The water was cold and clean. Selena matched Lamont's steady, rippling movement as they followed the mooring line down. There was plenty of light. It was a stroke of luck to get a bright, sunny day. Even at 70 meters, there would still be light to see by. Selena felt the tug of the Falkland current, but it was only an annoyance. Something to be aware of and compensate for.

The sub was somewhere out of sight below. The blue of the water deepened as they passed 30 meters. She breathed easily with the full mask. She felt a little lightheaded. She checked the mix, but it was only the thrill of it, the love of the unexplored.

And the danger.

Selena loved diving. This was the dive of a lifetime.

She didn't know the names of the fish swimming around her, but there were a lot of them. So far she hadn't seen any sharks. Sharks didn't bother her; she'd seen plenty in the past. There were supposed to be sea lions in the area. She felt for the razor sharp knife at her side. She wasn't sure she wanted to see a sea lion. They were aggressive and territorial, nothing to fool with. This was their world, not hers.

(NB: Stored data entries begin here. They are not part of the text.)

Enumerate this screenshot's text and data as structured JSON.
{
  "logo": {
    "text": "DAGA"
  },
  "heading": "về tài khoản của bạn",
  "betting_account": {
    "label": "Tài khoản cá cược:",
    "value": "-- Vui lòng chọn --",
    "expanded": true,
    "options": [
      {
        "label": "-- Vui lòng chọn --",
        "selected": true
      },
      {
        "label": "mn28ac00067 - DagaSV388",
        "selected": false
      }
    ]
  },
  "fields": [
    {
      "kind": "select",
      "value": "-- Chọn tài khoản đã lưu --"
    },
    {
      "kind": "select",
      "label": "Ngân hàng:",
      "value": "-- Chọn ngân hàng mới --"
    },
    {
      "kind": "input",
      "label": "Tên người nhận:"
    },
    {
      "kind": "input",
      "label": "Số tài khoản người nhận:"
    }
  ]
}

"Selena." Lamont's voice sounded in her headset. "Coming up on fifty meters. Check your oxygen level."

"Roger."

Selena looked at the meter that measured oxygen partial pressure level. It was well away from the 1.4 bar that meant narcosis and possible death. Everything was working. Closed circuit rebreathers were the only way to go for deep dives. At least they were the way to go if everything kept working.

The water was getting darker. Bits of floating sediment drifted all around. The sea floor came into view. Selena began to see objects scattered about. A layer of greenish-brown silt covered everything, softening the outlines of debris spewed from the submarine when she'd plunged to her death. She saw a cook stove lying on its back. A large and ugly fat lipped fish peered out at her from the open oven. Selena thought of pans of eggs and sausage and soups and cakes being cooked on that stove.

They swam over a scattered string of phallic shapes, artillery shells for the guns. There were box like outlines, unidentifiable mounds. Then a pair of boots, the toes splayed outward. She wondered what his thoughts had been, this German seaman, in those last seconds when the water rushed in.